It's a question that rears its predictable head every November, as the Western retail calendar bows to US capitalist dominance and adopts cultural practices that have no context for the rest of us whatsoever.
What the heck is Black Friday and why does it sound like a sinister atrocity worthy of a minute's silence? We all know Black Friday because of the deals bonanza it is now - and Black Friday 2019 won't be any different but what's in the name?
Like all good fables (and weeds), its roots are unclear and numerous.
Let's give them a poke.
What exactly is Black Friday?
The basics.
Thanksgiving is celebrated on the fourth Thursday of November. As such, most of the US gets two days off work - spending Thursday eating a gratuitous amount of food, and Friday recovering.
To take advantage of this national food hangover and that nagging feeling you've spent too much time inside with your family, retailers began launching major sales events on the Friday after Thanksgiving.
This has grown in perpetuity, eventually making its way across the rest of the globe as US chains inspired fear in international competitors who wanted a similar cash spike.
Going 'into the black'
A tradition that perpetuated the use of the term "Black Friday" amongst retailers arose in the 1980s, as many annual balance books were tipped "into the black" due to the post-Thanksgiving sales.
While this might be the source of wider acknowledgement of "Black Friday", it's certainly not the original use of the term.
The traffic jam from hell
According to police reporter Joseph P Barrett, the term Black Friday emerged from the Philadelphia Police Department's traffic team.
"The cops used it to describe the worst traffic jams which annually occurred in Center City on the Friday after Thanksgiving," he explained in an article on Philly.com. "It was the day that Santa Claus took his chair in the department stores and every kid in the city wanted to see him. It was the first day of the Christmas shopping season."
In an article he wrote in 1960, Barrett claims he appropriated the term for a front page story for the Evening Bulletin, to describe the awful traffic conditions.
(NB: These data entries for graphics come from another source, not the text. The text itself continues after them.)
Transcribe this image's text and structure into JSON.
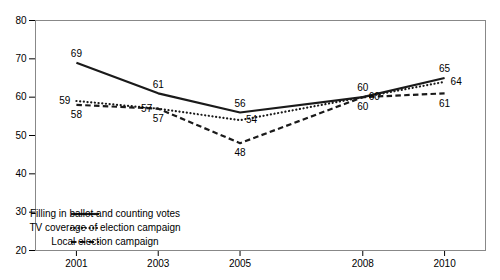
{
  "chart_data": {
    "type": "line",
    "x": [
      2001,
      2003,
      2005,
      2008,
      2010
    ],
    "xlim": [
      2000,
      2011
    ],
    "xticks": [
      2001,
      2003,
      2005,
      2008,
      2010
    ],
    "ylim": [
      20,
      80
    ],
    "yticks": [
      20,
      30,
      40,
      50,
      60,
      70,
      80
    ],
    "grid": false,
    "legend": "lower left",
    "data_labels": true,
    "series": [
      {
        "name": "Filling in ballot and counting votes",
        "color": "#1a1a1a",
        "line_style": "solid",
        "values": [
          69,
          61,
          56,
          60,
          65
        ]
      },
      {
        "name": "TV coverage of election campaign",
        "color": "#1a1a1a",
        "line_style": "dotted",
        "values": [
          59,
          57,
          54,
          60,
          64
        ]
      },
      {
        "name": "Local election campaign",
        "color": "#1a1a1a",
        "line_style": "dashed",
        "values": [
          58,
          57,
          48,
          60,
          61
        ]
      }
    ]
  }
}
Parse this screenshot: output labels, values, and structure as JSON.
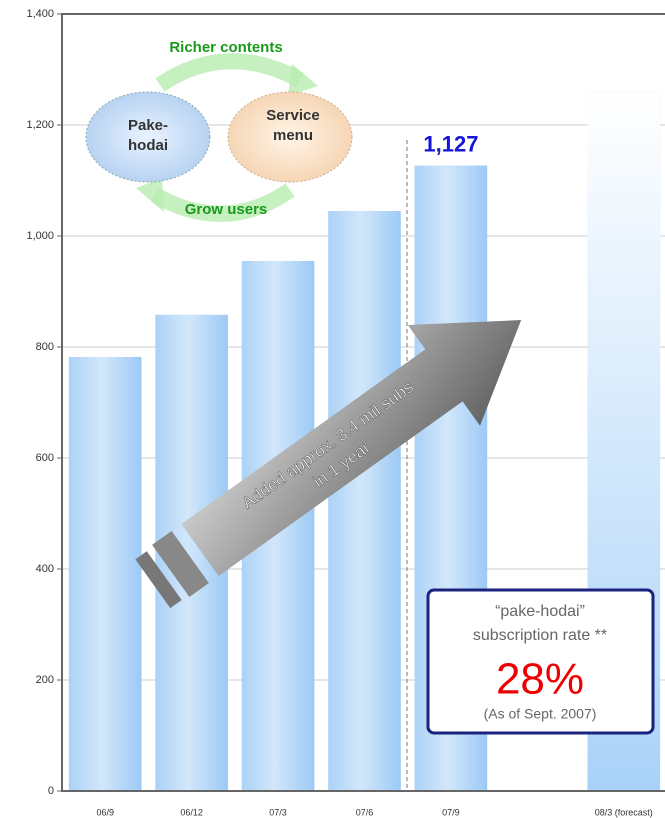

Repeated use by local media saw the term gain a new tradition.
"Today the term seems lost in antiquity, but it was a traffic cop who started it, the guy who directed traffic with a semaphore while standing on a small wooden platform, in the days before traffic lights. But that was a long time ago."
The UK's first Black Friday?
One of the first mentions of Black Friday sales in the UK was in 2003, at a Currys store at London's Staple Corner.
The in-store sale saw laptops and other electronics sold for vast discounts, mirroring the US custom.
We imagine the local residents didn't give a toss about Thanksgiving, but were grateful for getting some blank CDs for a bargain discount.
Does it have any links to slavery?
An apparently common misconception is that the term "Black Friday" and it's position after Thanksgiving is linked to a tradition of the selling off slaves for reduced costs.
This is total nonsense. Should you ever overhear someone attempting to claim that the above is factual, give them a ticking off and tell them to read this article.
The very notion that this could not only be considered as a valid reason for it's name, and that we would still refer to it as this even now paints an incredibly bleak picture of humanity.